Retail loyalty cards are a good example of this with retailers using the data captured to build rich pictures of their customers’ shopping habits and create stronger relationships. In the UK, the Boots pharmacy chain, a subsidiary of Walgreens in the US, claims more than 14 million users of its Advantage card and has one of the highest usage rates per transaction of any loyalty scheme. The company combines Advantage data with a range of third-party sources to improve its product offerings as well as determine where to open new stores.
Integrating data capture into the product
While retail loyalty cards could be seen as an incremental innovation within the overall retail experience, increasingly products and services are being designed with data capture at their core. Electric toothbrushes which monitor brushing habits and dental hygiene and then present the data to users and dentists have been on the market for several years. For brush manufacturers this offers the chance to become part of the health routine of users and create a form of customer lock-in as switching to a different brand of toothbrush would mean losing historical data.
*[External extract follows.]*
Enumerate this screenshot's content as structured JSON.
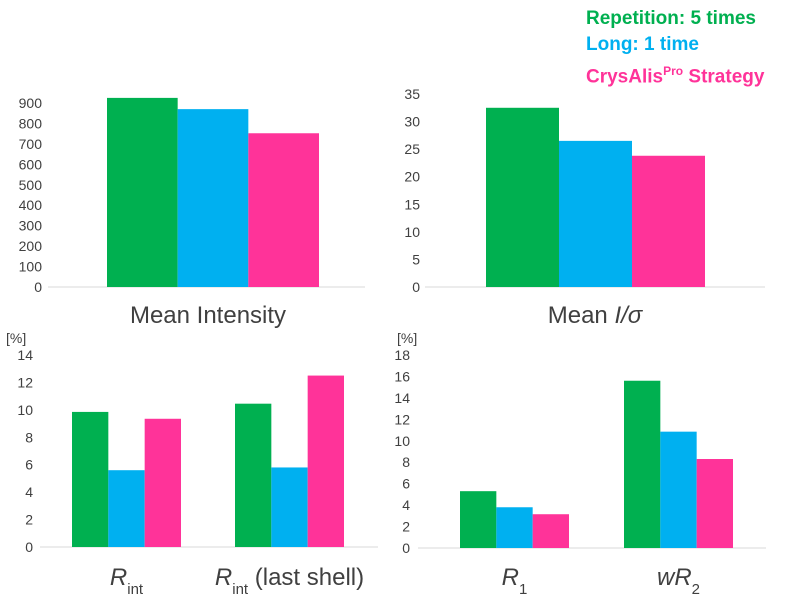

Connected home devices such as thermostats, alarms, locks and lighting have similar strategies. Once the data created through usage is captured and has value for the end user, it becomes a bigger decision to change supplier. Technology companies have known this for several decades, but consumer goods companies are now waking up to the potential of embedded intelligence in products. Where many companies go wrong is not offering enough value to customers from data capture. The benefits have to be mutual or, however clever the product is, people won’t buy into it if it does not offer real benefits. The business case for smart toothbrushes is still to be decided by the market.
Leveraging customers for data creation
Amazon is the king of leveraging customer data to improve its services and innovate. Customer reviews are a key selling point for the company and cost Amazon almost nothing to collect and publish. Travel comparison sites use review data in the same way to create virtuous circles of customer value. It also shifts the power balance between these sites and suppliers that sell services and products through them. As Amazon, Trivago, Expedia and a few others become key destination portals for consumers, the importance of customer reviews increases further and puts further pressure on suppliers to fit in with the rating criteria imposed by portal owners.
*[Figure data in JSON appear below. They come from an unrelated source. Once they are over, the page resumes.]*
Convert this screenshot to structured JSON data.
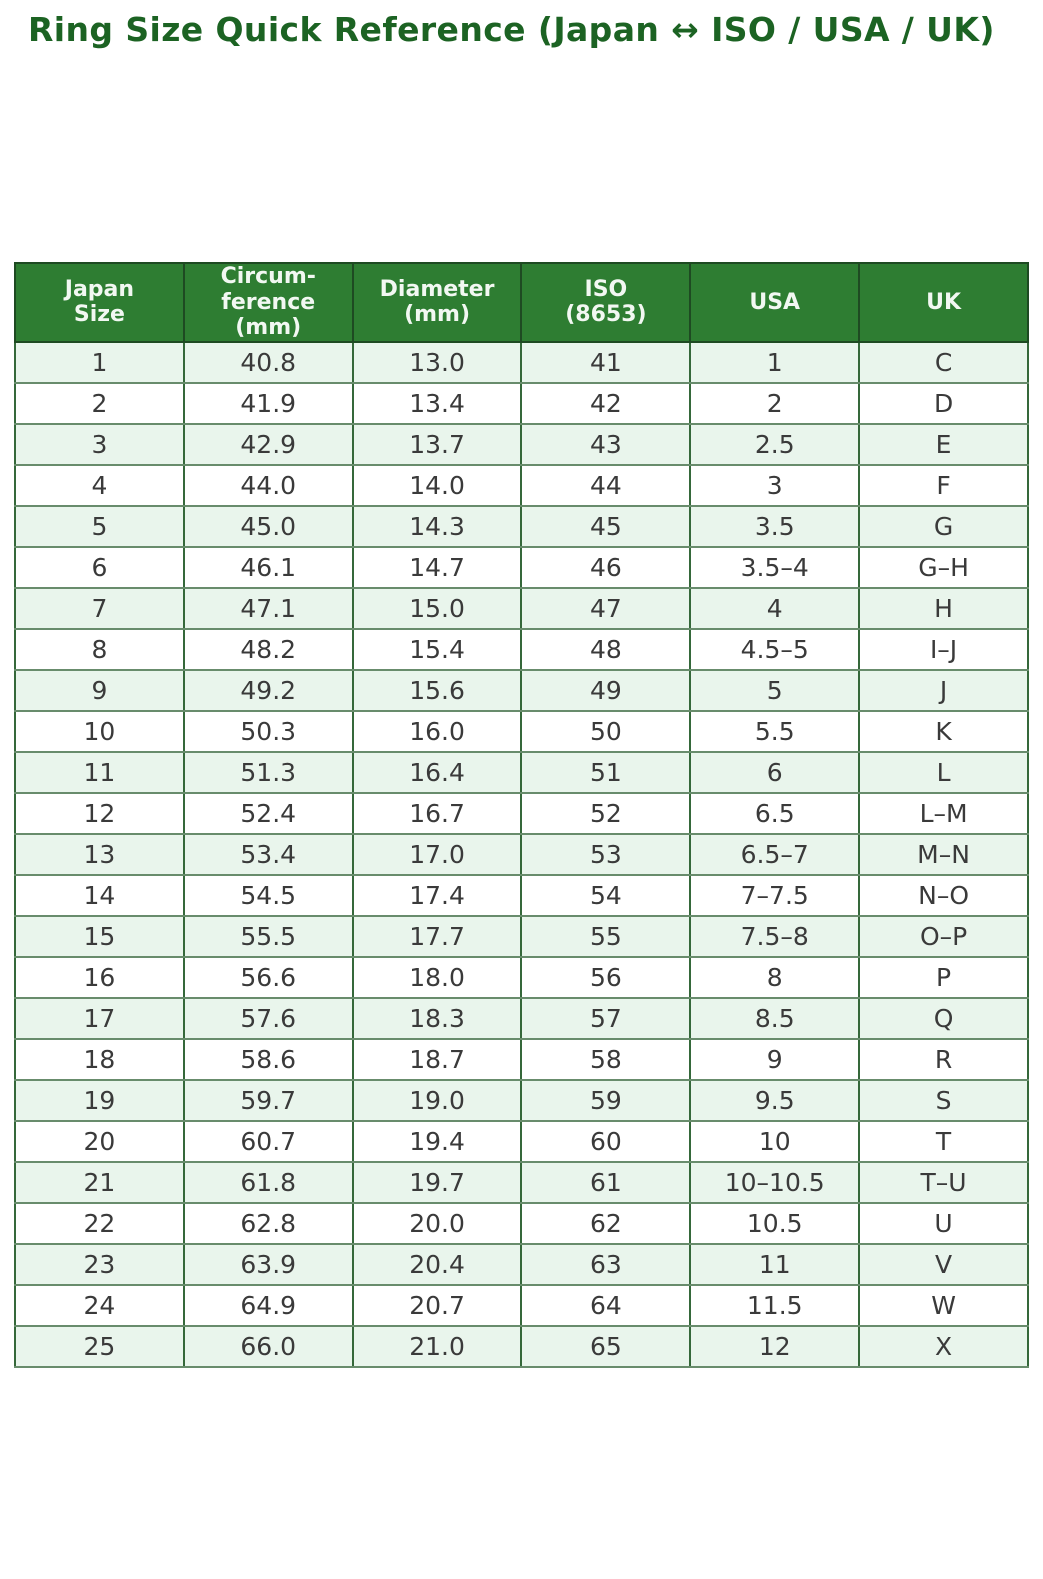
{
  "page": {
    "title": "Ring Size Quick Reference (Japan ↔ ISO / USA / UK)"
  },
  "colors": {
    "title_text": "#1c6323",
    "header_bg": "#2e7d32",
    "header_text": "#f2f8f2",
    "row_alt_bg": "#e9f5ec",
    "row_bg": "#ffffff",
    "row_border": "#688c6c",
    "column_border": "#35683a",
    "body_text": "#3a3a3a"
  },
  "chart_data": {
    "type": "table",
    "title": "Ring Size Quick Reference (Japan ↔ ISO / USA / UK)",
    "columns": [
      "Japan\nSize",
      "Circum-\nference\n(mm)",
      "Diameter\n(mm)",
      "ISO\n(8653)",
      "USA",
      "UK"
    ],
    "rows": [
      [
        "1",
        "40.8",
        "13.0",
        "41",
        "1",
        "C"
      ],
      [
        "2",
        "41.9",
        "13.4",
        "42",
        "2",
        "D"
      ],
      [
        "3",
        "42.9",
        "13.7",
        "43",
        "2.5",
        "E"
      ],
      [
        "4",
        "44.0",
        "14.0",
        "44",
        "3",
        "F"
      ],
      [
        "5",
        "45.0",
        "14.3",
        "45",
        "3.5",
        "G"
      ],
      [
        "6",
        "46.1",
        "14.7",
        "46",
        "3.5–4",
        "G–H"
      ],
      [
        "7",
        "47.1",
        "15.0",
        "47",
        "4",
        "H"
      ],
      [
        "8",
        "48.2",
        "15.4",
        "48",
        "4.5–5",
        "I–J"
      ],
      [
        "9",
        "49.2",
        "15.6",
        "49",
        "5",
        "J"
      ],
      [
        "10",
        "50.3",
        "16.0",
        "50",
        "5.5",
        "K"
      ],
      [
        "11",
        "51.3",
        "16.4",
        "51",
        "6",
        "L"
      ],
      [
        "12",
        "52.4",
        "16.7",
        "52",
        "6.5",
        "L–M"
      ],
      [
        "13",
        "53.4",
        "17.0",
        "53",
        "6.5–7",
        "M–N"
      ],
      [
        "14",
        "54.5",
        "17.4",
        "54",
        "7–7.5",
        "N–O"
      ],
      [
        "15",
        "55.5",
        "17.7",
        "55",
        "7.5–8",
        "O–P"
      ],
      [
        "16",
        "56.6",
        "18.0",
        "56",
        "8",
        "P"
      ],
      [
        "17",
        "57.6",
        "18.3",
        "57",
        "8.5",
        "Q"
      ],
      [
        "18",
        "58.6",
        "18.7",
        "58",
        "9",
        "R"
      ],
      [
        "19",
        "59.7",
        "19.0",
        "59",
        "9.5",
        "S"
      ],
      [
        "20",
        "60.7",
        "19.4",
        "60",
        "10",
        "T"
      ],
      [
        "21",
        "61.8",
        "19.7",
        "61",
        "10–10.5",
        "T–U"
      ],
      [
        "22",
        "62.8",
        "20.0",
        "62",
        "10.5",
        "U"
      ],
      [
        "23",
        "63.9",
        "20.4",
        "63",
        "11",
        "V"
      ],
      [
        "24",
        "64.9",
        "20.7",
        "64",
        "11.5",
        "W"
      ],
      [
        "25",
        "66.0",
        "21.0",
        "65",
        "12",
        "X"
      ]
    ]
  }
}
While Amazon and the large travel portals use scale to build the data-driven facets of their business models, smaller companies can still use customer data to drive innovation. TomTom aggregates data from users of its navigation products to provide real-time traffic alerts to all its subscribers. Financial services company, Mint analyses user data on spending and transactions to improve the advice it offers on budgeting for other customers.
Building a data innovation flywheel
Where possible, the objective for any company using data to drive innovation should be to create a virtuous circle of data capture, integration, improvement and implementation. This requires products and services to be designed on the basis of continuous improvement. Gartner’s Doug Laney has coined the phrase Infonomics to describe how companies should treat data as a valuable resource like other corporate assets to be managed and exploited for commercial returns. The Infonomics model is a good framework for any CIO or manager thinking about how to integrate data into their company’s innovation program.
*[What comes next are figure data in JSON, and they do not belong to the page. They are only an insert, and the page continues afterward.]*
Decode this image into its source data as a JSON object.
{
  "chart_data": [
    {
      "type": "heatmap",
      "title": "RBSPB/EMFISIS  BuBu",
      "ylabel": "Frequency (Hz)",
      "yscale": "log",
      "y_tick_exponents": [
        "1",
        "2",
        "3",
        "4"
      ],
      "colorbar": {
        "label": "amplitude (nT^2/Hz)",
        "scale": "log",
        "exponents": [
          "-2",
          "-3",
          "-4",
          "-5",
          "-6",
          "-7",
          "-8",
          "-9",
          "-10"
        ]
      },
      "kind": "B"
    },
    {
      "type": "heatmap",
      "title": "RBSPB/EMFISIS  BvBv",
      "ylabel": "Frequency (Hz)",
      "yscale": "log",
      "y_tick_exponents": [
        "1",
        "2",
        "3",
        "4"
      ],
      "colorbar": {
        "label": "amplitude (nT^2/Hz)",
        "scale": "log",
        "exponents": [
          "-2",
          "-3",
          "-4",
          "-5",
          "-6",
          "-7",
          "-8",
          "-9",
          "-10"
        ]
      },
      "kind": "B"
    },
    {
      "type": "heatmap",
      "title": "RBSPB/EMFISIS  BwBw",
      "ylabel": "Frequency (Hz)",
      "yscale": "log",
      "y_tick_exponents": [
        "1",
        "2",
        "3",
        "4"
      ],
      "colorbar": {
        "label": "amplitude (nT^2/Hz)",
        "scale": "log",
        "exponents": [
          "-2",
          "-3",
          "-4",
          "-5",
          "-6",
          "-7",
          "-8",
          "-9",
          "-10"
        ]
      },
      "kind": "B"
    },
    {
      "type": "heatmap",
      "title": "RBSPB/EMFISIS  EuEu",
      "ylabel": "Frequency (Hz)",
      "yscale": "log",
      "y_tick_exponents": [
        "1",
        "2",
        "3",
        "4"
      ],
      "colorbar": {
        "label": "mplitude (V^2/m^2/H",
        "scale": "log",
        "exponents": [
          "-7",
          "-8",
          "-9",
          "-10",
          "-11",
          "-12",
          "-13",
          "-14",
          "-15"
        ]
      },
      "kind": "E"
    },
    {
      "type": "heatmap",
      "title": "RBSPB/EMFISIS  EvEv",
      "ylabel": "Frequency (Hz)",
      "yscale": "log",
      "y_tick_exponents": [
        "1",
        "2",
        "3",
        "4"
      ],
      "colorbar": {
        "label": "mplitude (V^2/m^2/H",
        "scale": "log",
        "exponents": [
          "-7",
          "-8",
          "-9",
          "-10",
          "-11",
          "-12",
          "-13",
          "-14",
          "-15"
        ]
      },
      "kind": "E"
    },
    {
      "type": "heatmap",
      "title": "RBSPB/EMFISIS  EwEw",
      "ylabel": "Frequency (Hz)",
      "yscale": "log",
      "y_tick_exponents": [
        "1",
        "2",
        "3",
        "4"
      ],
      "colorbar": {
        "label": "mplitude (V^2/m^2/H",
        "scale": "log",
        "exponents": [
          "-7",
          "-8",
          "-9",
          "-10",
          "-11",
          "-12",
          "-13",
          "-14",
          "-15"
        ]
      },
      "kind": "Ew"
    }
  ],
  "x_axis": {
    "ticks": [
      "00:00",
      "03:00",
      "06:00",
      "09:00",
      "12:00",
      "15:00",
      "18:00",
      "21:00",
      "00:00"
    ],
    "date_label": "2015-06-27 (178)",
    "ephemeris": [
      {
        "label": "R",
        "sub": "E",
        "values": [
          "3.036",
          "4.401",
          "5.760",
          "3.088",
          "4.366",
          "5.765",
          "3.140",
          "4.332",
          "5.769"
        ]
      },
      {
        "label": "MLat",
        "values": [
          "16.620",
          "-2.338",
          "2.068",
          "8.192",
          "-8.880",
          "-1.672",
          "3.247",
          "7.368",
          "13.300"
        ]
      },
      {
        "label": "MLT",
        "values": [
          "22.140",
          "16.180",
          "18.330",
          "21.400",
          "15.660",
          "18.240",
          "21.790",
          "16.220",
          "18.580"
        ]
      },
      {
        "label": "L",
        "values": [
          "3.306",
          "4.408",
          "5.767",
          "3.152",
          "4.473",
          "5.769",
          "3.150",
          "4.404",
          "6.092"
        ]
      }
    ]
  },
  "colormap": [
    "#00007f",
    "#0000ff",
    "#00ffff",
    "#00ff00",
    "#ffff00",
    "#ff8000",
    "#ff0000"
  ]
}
As software and communications technology becomes increasingly embedded in the physical world, the line between services and products starts to blur. Tesla is proof of this and is forcing an industry bound in a century-long tradition of incremental product improvements to understand the importance of software and real-time data capture for continuous innovation. The company is able to push over-the-air updates to a Tesla’s operating system, fixing braking and navigation problems instantly. This pattern is already emerging in other industries from haulage, heavy industrial machinery and construction to education and banking. Companies which integrate data capture, analysis and integration into their workflows and product development will be at a distinct advantage to those that carry on with business as usual. Retailers in shopping malls and high streets around the world are waking up to this fact.